The recent debate concerning the so-called catastrophic health insurance legislation now before Congress highlights the need for immediate Medicare reform, particularly in the area of chronic nursing home care. Nursing home costs make up more than 40 percent of total out-of-pocket expenditures for the elderly, and they are responsible for a full 80 percent for those who incur very high levels of out-of-pocket expenses.
Yet covering nursing home care under Medicare would entail substantial increases in premiums or taxes, perhaps much greater than those being considered under the current catastrophic bills, which expand coverage for acute-care services only. Such an expansion in benefits, however necessary it seems, is unlikely ever to occur if we cannot control the costs of one of Medicare's "bread and butter" services: physician care.
The rate of increase in physician costs is staggering. In spite of a virtual standstill in enrollment and general inflation, the costs of Medicare Part B, which pays for physician services, were 22 percent higher during the first 10 months of fiscal year 1987 than they were just a year before. What's more, these increases occurred during a period in which most physicians' charges under Medicare were subject to controls. As a result of this rapid inflation, the Reagan administration has announced that Medicare premiums paid by the elderly for physician services will have to rise by an astronomical 38.5 percent next year.
Why are costs rising so fast? The major reason is that doctors are making more money by providing: 1) a greater number of services and 2) more complex services, which pay a higher price. (It is noteworthy that there is little evidence that the extra services are improving the elderly population's health.) What these services amount to is a transfer of wealth from elderly patients to their doctors.
It is hard to blame the physicians, though. An antiquated and ineffective reimbursement system gives them strong economic incentives to bill Medicare for as much money as possible. Unlike hospital payment, which was revamped in 1983 by the diagnosis-related groups (DRG) system, physician payment procedures have hardly changed since Medicare was enacted in 1965. Doctors are paid extra for each service they provide.
Is there a problem with allowing physicians to receive additional revenue every time they provide another service? This issue has been debated for many years in academic circles, often couched in the jargon of whether physicians are able to "induce demand" -- that is, provide services that their patients wouldn't necessarily want if they knew all the facts.

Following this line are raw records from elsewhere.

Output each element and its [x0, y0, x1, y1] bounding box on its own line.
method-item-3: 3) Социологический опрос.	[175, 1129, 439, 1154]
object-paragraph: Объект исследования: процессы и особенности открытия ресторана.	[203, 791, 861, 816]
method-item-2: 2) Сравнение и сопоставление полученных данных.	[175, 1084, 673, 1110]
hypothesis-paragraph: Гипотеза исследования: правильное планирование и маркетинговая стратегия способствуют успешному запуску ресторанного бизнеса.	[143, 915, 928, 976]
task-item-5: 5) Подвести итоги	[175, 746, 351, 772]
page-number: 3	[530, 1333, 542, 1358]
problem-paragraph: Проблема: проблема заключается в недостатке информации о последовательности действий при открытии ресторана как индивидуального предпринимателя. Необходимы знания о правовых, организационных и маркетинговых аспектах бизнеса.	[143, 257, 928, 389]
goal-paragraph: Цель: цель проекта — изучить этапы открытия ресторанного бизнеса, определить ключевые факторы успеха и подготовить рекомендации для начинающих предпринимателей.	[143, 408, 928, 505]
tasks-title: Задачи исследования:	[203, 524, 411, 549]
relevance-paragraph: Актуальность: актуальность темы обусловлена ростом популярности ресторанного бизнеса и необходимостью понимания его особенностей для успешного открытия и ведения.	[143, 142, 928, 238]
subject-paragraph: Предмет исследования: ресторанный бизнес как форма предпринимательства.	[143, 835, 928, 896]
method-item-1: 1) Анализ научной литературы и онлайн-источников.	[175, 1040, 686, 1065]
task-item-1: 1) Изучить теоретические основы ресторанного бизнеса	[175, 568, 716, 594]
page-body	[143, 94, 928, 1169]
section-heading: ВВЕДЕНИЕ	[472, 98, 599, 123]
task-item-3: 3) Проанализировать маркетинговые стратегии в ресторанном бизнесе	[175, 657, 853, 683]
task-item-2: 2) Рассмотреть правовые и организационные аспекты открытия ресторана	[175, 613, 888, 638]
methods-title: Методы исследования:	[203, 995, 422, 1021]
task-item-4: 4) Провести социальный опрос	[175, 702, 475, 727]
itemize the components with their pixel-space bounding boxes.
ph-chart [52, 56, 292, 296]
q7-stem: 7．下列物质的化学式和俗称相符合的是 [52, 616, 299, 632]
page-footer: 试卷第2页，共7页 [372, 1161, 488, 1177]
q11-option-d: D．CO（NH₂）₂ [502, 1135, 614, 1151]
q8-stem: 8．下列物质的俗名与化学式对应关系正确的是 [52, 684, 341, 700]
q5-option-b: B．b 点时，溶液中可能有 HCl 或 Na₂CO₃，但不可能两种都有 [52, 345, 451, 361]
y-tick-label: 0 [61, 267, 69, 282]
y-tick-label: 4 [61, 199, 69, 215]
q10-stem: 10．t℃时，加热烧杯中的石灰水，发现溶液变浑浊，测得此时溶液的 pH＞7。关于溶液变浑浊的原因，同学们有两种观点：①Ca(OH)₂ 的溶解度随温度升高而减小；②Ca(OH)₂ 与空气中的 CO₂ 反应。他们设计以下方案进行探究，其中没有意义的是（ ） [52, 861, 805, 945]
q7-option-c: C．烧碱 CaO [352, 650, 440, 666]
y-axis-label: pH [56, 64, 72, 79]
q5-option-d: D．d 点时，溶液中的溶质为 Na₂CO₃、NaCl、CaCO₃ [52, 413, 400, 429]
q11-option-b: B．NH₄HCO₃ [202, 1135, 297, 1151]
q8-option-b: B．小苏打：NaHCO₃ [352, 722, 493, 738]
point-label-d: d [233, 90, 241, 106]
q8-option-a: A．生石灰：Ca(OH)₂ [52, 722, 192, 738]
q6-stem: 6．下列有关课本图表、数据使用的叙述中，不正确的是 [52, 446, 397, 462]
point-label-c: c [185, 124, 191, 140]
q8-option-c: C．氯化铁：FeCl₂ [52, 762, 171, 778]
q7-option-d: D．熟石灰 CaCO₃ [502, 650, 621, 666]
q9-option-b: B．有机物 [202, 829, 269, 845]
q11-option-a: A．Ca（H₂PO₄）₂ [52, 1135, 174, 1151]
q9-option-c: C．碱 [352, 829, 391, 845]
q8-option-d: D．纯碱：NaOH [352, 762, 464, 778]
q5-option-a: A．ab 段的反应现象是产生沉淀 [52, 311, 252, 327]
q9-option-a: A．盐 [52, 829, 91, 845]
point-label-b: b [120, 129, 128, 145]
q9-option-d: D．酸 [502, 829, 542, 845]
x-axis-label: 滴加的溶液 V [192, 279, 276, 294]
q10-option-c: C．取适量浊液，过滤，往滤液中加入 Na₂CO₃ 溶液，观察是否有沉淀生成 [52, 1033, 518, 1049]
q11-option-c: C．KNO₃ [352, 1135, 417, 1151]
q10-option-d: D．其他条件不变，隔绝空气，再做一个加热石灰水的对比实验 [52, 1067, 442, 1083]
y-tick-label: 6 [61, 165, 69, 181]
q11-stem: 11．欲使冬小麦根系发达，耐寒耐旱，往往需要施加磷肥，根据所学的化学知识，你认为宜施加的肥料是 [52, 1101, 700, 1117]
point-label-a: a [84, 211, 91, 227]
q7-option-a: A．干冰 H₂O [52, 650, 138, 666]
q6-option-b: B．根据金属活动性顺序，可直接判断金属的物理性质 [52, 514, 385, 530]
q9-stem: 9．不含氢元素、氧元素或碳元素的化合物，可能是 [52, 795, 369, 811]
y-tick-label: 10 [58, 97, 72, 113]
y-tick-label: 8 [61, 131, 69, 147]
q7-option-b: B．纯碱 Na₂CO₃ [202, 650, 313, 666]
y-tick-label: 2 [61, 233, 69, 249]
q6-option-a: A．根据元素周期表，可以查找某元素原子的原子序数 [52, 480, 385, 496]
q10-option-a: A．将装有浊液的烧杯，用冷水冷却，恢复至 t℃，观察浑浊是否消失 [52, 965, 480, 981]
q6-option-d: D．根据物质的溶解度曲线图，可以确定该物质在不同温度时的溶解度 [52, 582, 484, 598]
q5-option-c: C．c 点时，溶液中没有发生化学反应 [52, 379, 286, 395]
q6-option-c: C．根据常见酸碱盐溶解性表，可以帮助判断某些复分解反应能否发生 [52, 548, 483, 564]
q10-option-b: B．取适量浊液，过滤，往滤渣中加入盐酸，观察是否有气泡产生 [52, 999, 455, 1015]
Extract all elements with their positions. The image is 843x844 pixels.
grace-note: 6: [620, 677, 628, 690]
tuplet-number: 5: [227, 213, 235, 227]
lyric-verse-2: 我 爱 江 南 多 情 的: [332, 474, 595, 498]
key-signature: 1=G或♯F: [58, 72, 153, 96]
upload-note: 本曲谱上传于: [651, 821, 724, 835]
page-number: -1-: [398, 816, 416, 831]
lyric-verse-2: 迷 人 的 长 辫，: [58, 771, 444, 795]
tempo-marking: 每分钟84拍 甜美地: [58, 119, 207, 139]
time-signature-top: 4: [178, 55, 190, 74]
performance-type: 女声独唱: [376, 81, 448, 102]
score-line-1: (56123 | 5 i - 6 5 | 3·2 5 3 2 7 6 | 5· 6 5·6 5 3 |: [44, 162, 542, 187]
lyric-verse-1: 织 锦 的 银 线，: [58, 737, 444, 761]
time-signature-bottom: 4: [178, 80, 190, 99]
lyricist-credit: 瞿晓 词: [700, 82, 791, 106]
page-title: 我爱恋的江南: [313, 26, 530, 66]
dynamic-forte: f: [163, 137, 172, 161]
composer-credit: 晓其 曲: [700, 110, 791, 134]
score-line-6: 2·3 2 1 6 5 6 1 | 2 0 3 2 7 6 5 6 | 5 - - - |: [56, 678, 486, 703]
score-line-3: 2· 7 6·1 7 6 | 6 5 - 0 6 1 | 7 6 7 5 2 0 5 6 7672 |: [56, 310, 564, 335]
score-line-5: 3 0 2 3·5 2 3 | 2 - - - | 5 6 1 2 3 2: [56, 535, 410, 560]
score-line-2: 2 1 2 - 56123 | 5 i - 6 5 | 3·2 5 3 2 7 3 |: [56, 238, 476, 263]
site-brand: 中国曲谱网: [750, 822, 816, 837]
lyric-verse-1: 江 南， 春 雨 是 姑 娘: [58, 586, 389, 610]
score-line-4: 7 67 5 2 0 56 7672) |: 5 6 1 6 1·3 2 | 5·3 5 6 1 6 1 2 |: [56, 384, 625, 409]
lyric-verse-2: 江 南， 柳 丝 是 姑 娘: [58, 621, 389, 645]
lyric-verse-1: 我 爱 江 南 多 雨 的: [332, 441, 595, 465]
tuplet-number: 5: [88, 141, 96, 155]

Recent increases in Medicare Part B payments -- 22 percent just last year, when the number of program beneficiaries and general inflation rose by a combined total of only about 5 percent -- clearly show that physicians are in control of program pay-outs by their ability to induce demand. And the problem will get worse, not better. By the year 2000, there will be 15 percent more physicians per elderly person than there were in 1985. Without increased billing, each physician would get a smaller piece of the lucrative Medicare pie. These new physicians, with idle time and empty waiting rooms, would be eager to bill Medicare for even more services, particularly as private insurers clamp down on physician payments for treatment of the nonelderly.
Congress finally confronted the problem in 1986 when it established the Physician Payment Review Commission, or PhysPRC (pronounced "fizzpurk"). In its 1987 report to Congress, the commission focused on establishing fee schedules -- paying a flat fee for a particular service, in contrast to the current system in which payments are based in part on what the physician asks for.
Reforms of this type, unfortunately, are but cosmetic. They will do little, if anything, to get a handle on skyrocketing costs. Study after study has shown that limiting physician fees per service simply results in more services provided (and usually more expensive ones as well).
Past efforts to control physician cost inflation, which have relied on policing physician practices for inappropriate services, have not worked either. There are simply too many physician practices to watch over, and it is difficult, if not impossible, for an outsider to determine which services are appropriate.
If we are ever going to control cost, we must make physicians want to control the number and type of services they provide. This can best be accomplished by building such an incentive into the reimbursement system. Perhaps the most promising way to do this is to pay physicians a fixed amount of money per year for each Medicare beneficiary under their care. This would limit annual inflation to growth in the Medicare population, plus whatever annual increase is deemed necessary to adjust for general inflation. The federal government is funding a number of demonstration projects in this area to assess its administrative feasibility and impact on the quality of care provided.
DRGs were a major step forward in controlling hospital inflation. The next item on the health-policy agenda should be physician payment reform. Major changes in how we pay physicians can allow us to redress our failure to fulfill Medicare's original promise of protecting elderly Americans from devastating health care costs.
The writer is an assistant professor in the Department of Health Policy and Administration at the University of North Carolina School of Public Health.